Most signatures depend on the contents of the ROM. Whenever a new batch of GF1s was accompanied by a revised program, the new signatures could be computed by a software adjunct to the previously-described compiler.

Impacts

The initial model of the GF1 used a family of ICs based on transistor-transistor logic (TTL). This model implemented the Reed-Solomon code which had 15 information symbols and 16 check symbols, all 5-bit characters, as specified by JTIDS, the Joint Tactical Information Distribution System funded by the US Defense Department through 4 competing prime contractors. Each character input into the decoder was accompanied by an additional erasure bit. The code could correct any combination of t character errors and s character erasures whenever s+ 2t <= 16. We proposed some improvements in this performance specification using such concepts as readable erasures, but the specs were cast in concrete (figuratively).

This GF1 decisively beat its decoding competitors in all respects: less than half the board's size and power consumption, and less than half the running time, often much less. Competitors all had separate hardware for encoding and decoding. One advanced model of this GF1 included the encoder within. The only hardware modifications were an extra input and an extra output register to serve as the encoder. A much-modified program could monitor both needs sufficiently often that from the outsiders' perspectives, each saw the machine it expected, even though the Encoder and the Decoder could operate completely independently of the other.

A later model of the GF1 operated on 8-bit symbols, implementing an interleaved Reed-Solomon code over GF(256) for the earth-based downlink of NASA's Hubbard Space Telescope. This machine used a faster but more power-hungry family of ICs based on emitter-coupled logic (ECL). Only a few of these machines were ever needed, most of them as spare backups.

We also designed a "hypersystolic" Reed-Solomon decoder, in which the clock signal as well all other signals fanned out in a tree, in which each node could communicate only with its ancestor and its children. When clock speeds were fast and board sizes were large (e.g., significant fractions of Gbps and 1 foot), this would eliminate issues of clock skew which caused malfunctions when some batches of components were significantly faster than their specifications. For example, if one bit of a flip-flop register changed too quickly, it might beat the clock signal to its destination, causing the next bit to double-shift.
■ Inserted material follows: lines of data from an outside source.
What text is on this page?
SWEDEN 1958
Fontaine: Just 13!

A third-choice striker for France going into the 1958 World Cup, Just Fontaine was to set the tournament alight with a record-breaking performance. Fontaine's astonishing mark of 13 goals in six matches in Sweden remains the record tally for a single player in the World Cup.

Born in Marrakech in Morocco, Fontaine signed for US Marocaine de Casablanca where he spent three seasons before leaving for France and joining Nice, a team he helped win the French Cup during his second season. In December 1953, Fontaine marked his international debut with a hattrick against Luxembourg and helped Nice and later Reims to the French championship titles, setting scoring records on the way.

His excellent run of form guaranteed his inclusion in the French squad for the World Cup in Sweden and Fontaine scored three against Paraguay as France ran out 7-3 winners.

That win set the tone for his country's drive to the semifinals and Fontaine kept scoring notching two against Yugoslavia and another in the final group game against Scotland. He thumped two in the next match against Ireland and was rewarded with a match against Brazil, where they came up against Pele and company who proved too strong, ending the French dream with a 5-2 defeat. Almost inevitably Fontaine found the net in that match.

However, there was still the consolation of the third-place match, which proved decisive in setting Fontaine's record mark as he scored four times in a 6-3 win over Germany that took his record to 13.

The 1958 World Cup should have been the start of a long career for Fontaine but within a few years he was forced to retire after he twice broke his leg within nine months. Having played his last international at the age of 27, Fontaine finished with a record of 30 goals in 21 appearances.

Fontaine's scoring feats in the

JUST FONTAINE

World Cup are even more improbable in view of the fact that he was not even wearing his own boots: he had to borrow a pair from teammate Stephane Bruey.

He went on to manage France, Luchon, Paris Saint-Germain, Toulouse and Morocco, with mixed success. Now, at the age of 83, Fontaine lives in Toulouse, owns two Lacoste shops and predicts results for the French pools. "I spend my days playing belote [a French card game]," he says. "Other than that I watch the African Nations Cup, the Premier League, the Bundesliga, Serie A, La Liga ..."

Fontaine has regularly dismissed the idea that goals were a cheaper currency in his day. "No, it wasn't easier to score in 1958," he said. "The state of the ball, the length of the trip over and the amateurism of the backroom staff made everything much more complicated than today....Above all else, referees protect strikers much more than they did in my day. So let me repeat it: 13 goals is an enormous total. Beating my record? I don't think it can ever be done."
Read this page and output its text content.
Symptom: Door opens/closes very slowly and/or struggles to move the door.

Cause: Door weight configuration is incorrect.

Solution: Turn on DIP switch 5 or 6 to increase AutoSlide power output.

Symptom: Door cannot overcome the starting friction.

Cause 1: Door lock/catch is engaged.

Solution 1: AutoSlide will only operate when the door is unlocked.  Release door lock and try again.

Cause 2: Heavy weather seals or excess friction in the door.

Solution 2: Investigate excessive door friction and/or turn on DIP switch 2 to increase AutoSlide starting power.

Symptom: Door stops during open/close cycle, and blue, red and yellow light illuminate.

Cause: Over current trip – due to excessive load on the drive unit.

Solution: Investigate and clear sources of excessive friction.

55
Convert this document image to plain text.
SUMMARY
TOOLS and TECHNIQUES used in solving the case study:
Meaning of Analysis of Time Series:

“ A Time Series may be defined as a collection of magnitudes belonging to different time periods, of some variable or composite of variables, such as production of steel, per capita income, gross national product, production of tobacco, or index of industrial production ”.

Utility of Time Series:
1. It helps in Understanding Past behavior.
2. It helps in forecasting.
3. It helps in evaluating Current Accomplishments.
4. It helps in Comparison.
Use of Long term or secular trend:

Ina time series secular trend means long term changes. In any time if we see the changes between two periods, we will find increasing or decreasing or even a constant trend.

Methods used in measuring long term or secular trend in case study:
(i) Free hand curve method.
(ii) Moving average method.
Other models included one designed for Gallium Arsenide components, and a unique one called the model 680, which decoded very noisy signals at the rate of 680 megabits per second. There was a brief interval of time in the late 1980s when this single machine arguably corrected more errors than the combined total of all other error-correcting devices in the world, because most other machines were often turned off, and when on, they corrected only rare errors slowly rather than much greater noise at the much faster speed of the Model 680.